How Bad The Increased Price Of Coffee Has Become – Tasting Table

Science & Technology

Has your grocery bill been uncomfortably high lately? If you live in the U.S., it more than likely has: According to Bloomberg, the record inflation affecting the prices of commonly consumed items ranging from gasoline to utilities is perhaps most marked in the world of food and drink. Factors such as pandemic shutdowns, supply chain issues, and labor disputes have pushed U.S. inflation to its highest levels in 40 years, the outlet reports, and it’s hitting Americans hard on their trips to the grocery store.
Bloomberg writes that in some U.S. cities, the price of a loaf of bread has soared to $10, and that other staples such as milk and eggs are also much more expensive than a few years ago. According to data from the U.S. Bureau of Labor Statistics published by Food Dive, the cost of milk went up by nearly 16% from May 2021 to May 2022; Axios, meanwhile, reports that the price of eggs could go up by as much as 21% this year.
And if one of your favorite grocery store purchases is coffee, don’t think you’re in the clear: As you may have already noticed, the price of this breakfast staple has been going up, up, up recently.

For many of the coffee drinkers among us, breakfast just isn’t complete without a dark, robust cup of this caffeinated beverage. And while plenty of us grab a cup to go when we’re on the way to work or other morning activities, lots of people enjoy the ritual — and the effects — of brewing their own joe at home. This habit is also a great way to save money, according to TIME, whose number-crunching shows that for the average American drinking two cups of coffee per day, that indulgence could run about $2,000 per year if each and every coffee were purchased at Starbucks. Making that same amount of coffee at home in a drip coffee pot would cost only $46, which is pretty hefty savings.
Here’s the thing, though: That article was published a year ago, and the average price of a pound of ground coffee has gone way up since then. According to data sourced from the U.S. Bureau of Labor Statistics and compiled by Tasting Table, the price of coffee has been steadily increasing since October 2019, when its average price per pound in U.S. cities was $4.17. By August 2021, when the TIME article was published, its price had increased by to $4.73 per pound, and in June of this year, the price per pound had leaped again, to a hefty $5.79 — an increase of 38.8% since late 2019.

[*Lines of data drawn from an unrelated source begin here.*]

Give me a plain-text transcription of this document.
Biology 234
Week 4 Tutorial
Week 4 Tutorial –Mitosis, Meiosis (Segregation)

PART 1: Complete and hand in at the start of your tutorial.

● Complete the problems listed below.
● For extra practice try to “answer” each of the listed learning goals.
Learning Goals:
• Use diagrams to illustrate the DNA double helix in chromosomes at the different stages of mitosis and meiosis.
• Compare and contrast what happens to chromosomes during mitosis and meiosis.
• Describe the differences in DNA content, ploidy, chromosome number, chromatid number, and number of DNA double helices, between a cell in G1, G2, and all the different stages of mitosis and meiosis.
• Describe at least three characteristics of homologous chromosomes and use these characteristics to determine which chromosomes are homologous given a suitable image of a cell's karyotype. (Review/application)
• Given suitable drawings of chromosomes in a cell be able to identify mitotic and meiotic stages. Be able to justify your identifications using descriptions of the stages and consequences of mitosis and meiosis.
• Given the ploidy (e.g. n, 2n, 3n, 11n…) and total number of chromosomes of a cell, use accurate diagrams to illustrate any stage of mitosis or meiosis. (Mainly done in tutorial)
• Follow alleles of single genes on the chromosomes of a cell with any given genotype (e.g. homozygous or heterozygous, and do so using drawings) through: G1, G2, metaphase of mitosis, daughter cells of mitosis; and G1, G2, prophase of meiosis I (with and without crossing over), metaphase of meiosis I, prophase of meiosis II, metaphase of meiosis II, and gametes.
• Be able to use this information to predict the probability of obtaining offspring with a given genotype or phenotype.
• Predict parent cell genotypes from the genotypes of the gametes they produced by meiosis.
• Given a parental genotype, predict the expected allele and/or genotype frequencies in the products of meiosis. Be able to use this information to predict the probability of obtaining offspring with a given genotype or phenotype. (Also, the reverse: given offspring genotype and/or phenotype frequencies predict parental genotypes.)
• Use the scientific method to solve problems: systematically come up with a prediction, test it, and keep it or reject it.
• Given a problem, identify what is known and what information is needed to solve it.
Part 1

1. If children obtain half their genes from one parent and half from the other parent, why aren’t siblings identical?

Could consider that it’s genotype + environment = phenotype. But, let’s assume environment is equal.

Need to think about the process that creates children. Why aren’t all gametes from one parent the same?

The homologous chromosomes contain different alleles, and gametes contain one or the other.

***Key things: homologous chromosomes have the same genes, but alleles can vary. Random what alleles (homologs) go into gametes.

Given that your favorite coffee destination is also paying more for its beans and is likely passing along rising costs to consumers (via Eat This, Not That!), you’re still going to pinch some pennies by purchasing your own coffee and brewing it at home. But as the above data shows, those savings could be less dramatic than in previous years, when coffee was more reasonably priced. If your caffeine preferences have you wincing — whether you fulfill them at a coffee chain or in your own kitchen — you might be wondering: Why is coffee so darn expensive these days?
According to Insider, coffee prices hit multi-year highs last year due to a combination of factors, the most impactful of which was a severe drought in Brazil, the world’s largest producer of those fragrant beans we all love. That drought caused a drop in the harvest that the country was able to export, an issue further compounded by the supply chain disruptions caused by the COVID-19 pandemic that have rippled into so many industries, from lumber to oil. Bad news for coffee lovers: Yahoo! reports that inflated prices are expected to remain so through 2022 at least.